Oral Cavity Cancer
Oral cavity cancer is a disease in which malignant (cancer) cells form in the tissues of the mouth. Most tumors in the oral cavity are benign (not cancer). The most common type of oral cavity cancer in adults, squamous cell carcinoma (cancer of the thin, flat cells lining the mouth), is very rare in children. Malignant tumors in children include lymphomas and sarcomas.
Signs and Symptoms, and Diagnostic and Staging Tests
Oral cavity cancer may cause any of the following signs and symptoms. Check with your child's doctor if your child has any of the following:
- A sore in the mouth that does not heal.
- A lump or thickening in the oral cavity.
- A white or red patch on the gums, tongue, or lining of the mouth.
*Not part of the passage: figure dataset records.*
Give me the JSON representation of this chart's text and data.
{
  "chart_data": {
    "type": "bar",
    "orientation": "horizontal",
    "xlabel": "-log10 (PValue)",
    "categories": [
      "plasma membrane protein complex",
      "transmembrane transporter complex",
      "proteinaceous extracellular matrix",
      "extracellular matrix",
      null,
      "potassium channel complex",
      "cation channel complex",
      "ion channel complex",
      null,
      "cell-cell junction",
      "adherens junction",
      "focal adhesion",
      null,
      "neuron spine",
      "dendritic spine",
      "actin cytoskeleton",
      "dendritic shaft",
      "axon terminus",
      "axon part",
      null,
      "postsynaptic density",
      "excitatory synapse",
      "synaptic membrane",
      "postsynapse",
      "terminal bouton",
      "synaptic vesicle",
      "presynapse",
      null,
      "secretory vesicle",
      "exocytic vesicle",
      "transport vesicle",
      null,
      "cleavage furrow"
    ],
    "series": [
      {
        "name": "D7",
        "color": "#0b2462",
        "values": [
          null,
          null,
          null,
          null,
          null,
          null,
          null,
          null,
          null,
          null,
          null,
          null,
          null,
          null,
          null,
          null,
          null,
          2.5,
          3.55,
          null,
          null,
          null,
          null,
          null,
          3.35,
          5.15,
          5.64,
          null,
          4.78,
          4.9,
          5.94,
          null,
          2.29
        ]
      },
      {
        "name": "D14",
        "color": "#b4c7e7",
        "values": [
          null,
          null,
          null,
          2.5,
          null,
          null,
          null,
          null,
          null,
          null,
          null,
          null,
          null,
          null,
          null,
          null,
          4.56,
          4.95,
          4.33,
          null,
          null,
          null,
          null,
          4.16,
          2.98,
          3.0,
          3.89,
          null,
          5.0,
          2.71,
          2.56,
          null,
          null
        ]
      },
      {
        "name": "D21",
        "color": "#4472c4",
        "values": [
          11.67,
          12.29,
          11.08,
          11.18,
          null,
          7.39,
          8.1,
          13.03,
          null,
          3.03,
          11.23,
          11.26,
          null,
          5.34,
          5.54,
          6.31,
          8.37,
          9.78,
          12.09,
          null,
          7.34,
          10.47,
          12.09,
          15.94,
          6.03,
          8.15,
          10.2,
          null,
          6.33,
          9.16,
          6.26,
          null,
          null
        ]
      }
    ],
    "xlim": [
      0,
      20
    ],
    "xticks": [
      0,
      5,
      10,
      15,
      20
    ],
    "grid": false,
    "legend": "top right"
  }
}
- Bleeding, pain, or numbness in the mouth.
Other conditions that are not oral cavity cancer may cause these same signs and symptoms.
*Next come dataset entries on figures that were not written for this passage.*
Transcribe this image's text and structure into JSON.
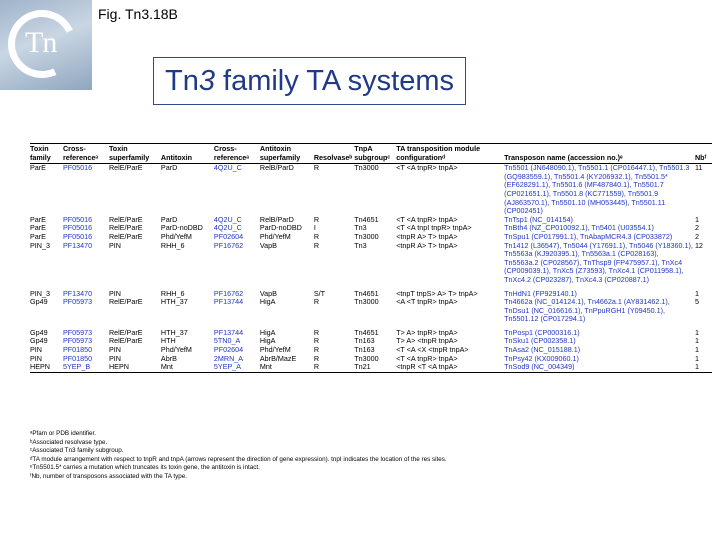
{
  "fig_label": "Fig. Tn3.18B",
  "logo_text": "Tn",
  "title": {
    "pre": "Tn",
    "italic": "3",
    "post": " family TA systems"
  },
  "table": {
    "headers": [
      "Toxin family",
      "Cross-referenceᵃ",
      "Toxin superfamily",
      "Antitoxin",
      "Cross-referenceᵃ",
      "Antitoxin superfamily",
      "Resolvaseᵇ",
      "TnpA subgroupᶜ",
      "TA transposition module configurationᵈ",
      "Transposon name (accession no.)ᵉ",
      "Nbᶠ"
    ],
    "rows": [
      [
        "ParE",
        "PF05016",
        "RelE/ParE",
        "ParD",
        "4Q2U_C",
        "RelB/ParD",
        "R",
        "Tn3000",
        "<T <A tnpR> tnpA>",
        "Tn5501 (JN648090.1), Tn5501.1 (CP016447.1), Tn5501.3 (GQ983559.1), Tn5501.4 (KY206932.1), Tn5501.5* (EF628291.1), Tn5501.6 (MF487840.1), Tn5501.7 (CP021651.1), Tn5501.8 (KC771559), Tn5501.9 (AJ863570.1), Tn5501.10 (MH053445), Tn5501.11 (CP002451)",
        "11"
      ],
      [
        "ParE",
        "PF05016",
        "RelE/ParE",
        "ParD",
        "4Q2U_C",
        "RelB/ParD",
        "R",
        "Tn4651",
        "<T <A tnpR> tnpA>",
        "TnTsp1 (NC_014154)",
        "1"
      ],
      [
        "ParE",
        "PF05016",
        "RelE/ParE",
        "ParD-noDBD",
        "4Q2U_C",
        "ParD-noDBD",
        "I",
        "Tn3",
        "<T <A tnpI tnpR> tnpA>",
        "TnBth4 (NZ_CP010092.1), Tn5401 (U03554.1)",
        "2"
      ],
      [
        "ParE",
        "PF05016",
        "RelE/ParE",
        "Phd/YefM",
        "PF02604",
        "Phd/YefM",
        "R",
        "Tn3000",
        "<tnpR A> T> tnpA>",
        "TnSpu1 (CP017991.1), TnAbapMCR4.3 (CP033872)",
        "2"
      ],
      [
        "PIN_3",
        "PF13470",
        "PIN",
        "RHH_6",
        "PF16762",
        "VapB",
        "R",
        "Tn3",
        "<tnpR A> T> tnpA>",
        "Tn1412 (L36547), Tn5044 (Y17691.1), Tn5046 (Y18360.1), Tn5563a (KJ920395.1), Tn5563a.1 (CP028163), Tn5563a.2 (CP028567), TnThsp9 (FP475957.1), TnXc4 (CP009039.1), TnXc5 (Z73593), TnXc4.1 (CP011958.1), TnXc4.2 (CP023287), TnXc4.3 (CP020887.1)",
        "12"
      ],
      [
        "PIN_3",
        "PF13470",
        "PIN",
        "RHH_6",
        "PF16762",
        "VapB",
        "S/T",
        "Tn4651",
        "<tnpT tnpS> A> T> tnpA>",
        "TnHdN1 (FP929140.1)",
        "1"
      ],
      [
        "Gp49",
        "PF05973",
        "RelE/ParE",
        "HTH_37",
        "PF13744",
        "HigA",
        "R",
        "Tn3000",
        "<A <T tnpR> tnpA>",
        "Tn4662a (NC_014124.1), Tn4662a.1 (AY831462.1), TnDsu1 (NC_016616.1), TnPpuRGH1 (Y09450.1), Tn5501.12 (CP017294.1)",
        "5"
      ],
      [
        "Gp49",
        "PF05973",
        "RelE/ParE",
        "HTH_37",
        "PF13744",
        "HigA",
        "R",
        "Tn4651",
        "T> A> tnpR> tnpA>",
        "TnPosp1 (CP000316.1)",
        "1"
      ],
      [
        "Gp49",
        "PF05973",
        "RelE/ParE",
        "HTH",
        "5TN0_A",
        "HigA",
        "R",
        "Tn163",
        "T> A> <tnpR tnpA>",
        "TnSku1 (CP002358.1)",
        "1"
      ],
      [
        "PIN",
        "PF01850",
        "PIN",
        "Phd/YefM",
        "PF02604",
        "Phd/YefM",
        "R",
        "Tn163",
        "<T <A <X <tnpR tnpA>",
        "TnAsa2 (NC_015188.1)",
        "1"
      ],
      [
        "PIN",
        "PF01850",
        "PIN",
        "AbrB",
        "2MRN_A",
        "AbrB/MazE",
        "R",
        "Tn3000",
        "<T <A tnpR> tnpA>",
        "TnPsy42 (KX009060.1)",
        "1"
      ],
      [
        "HEPN",
        "5YEP_B",
        "HEPN",
        "Mnt",
        "5YEP_A",
        "Mnt",
        "R",
        "Tn21",
        "<tnpR <T <A tnpA>",
        "TnSod9 (NC_004349)",
        "1"
      ]
    ]
  },
  "footnotes": [
    "ᵃPfam or PDB identifier.",
    "ᵇAssociated resolvase type.",
    "ᶜAssociated Tn3 family subgroup.",
    "ᵈTA module arrangement with respect to tnpR and tnpA (arrows represent the direction of gene expression). tnpI indicates the location of the res sites.",
    "ᵉTn5501.5* carries a mutation which truncates its toxin gene, the antitoxin is intact.",
    "ᶠNb, number of transposons associated with the TA type."
  ],
  "colors": {
    "title_text": "#1f3a86",
    "title_border": "#2e4a8c",
    "link_blue": "#1f36c4"
  }
}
Tests to diagnose and stage oral cavity cancer may include the following:
- Physical exam and history.
- MRI of the head and neck.
- CT scan.
- PET scan.
See the General Information section for a description of these tests and procedures.
Treatment of oral cavity cancer in children may include the following:
- Surgery for benign tumors.
- Surgery, chemotherapy, and radiation therapy for malignant tumors.
Salivary Gland Tumors
Salivary gland tumors form in the salivary glands, which are small organs in the mouth and throat that make saliva. Most salivary gland tumors form in the parotid glands (just in front of and below each ear) or in the salivary glands under the tongue or near the jaw.
In children, most salivary gland tumors are benign (noncancer). Some salivary gland tumors are malignant (cancer), especially in young children. Malignant tumors sometimes form after treatment with radiation therapy for leukemia or solid tumors.
Signs and Symptoms
Salivary gland tumors may cause any of the following signs and symptoms. Check with your child's doctor if your child has any of the following:
- A lump (usually painless) near the ear, cheek, jaw, or lip, or inside the mouth.
- Fluid draining from the ear.
- Trouble swallowing or opening the mouth widely.
- Numbness or weakness in the face.
- Pain in the face that does not go away.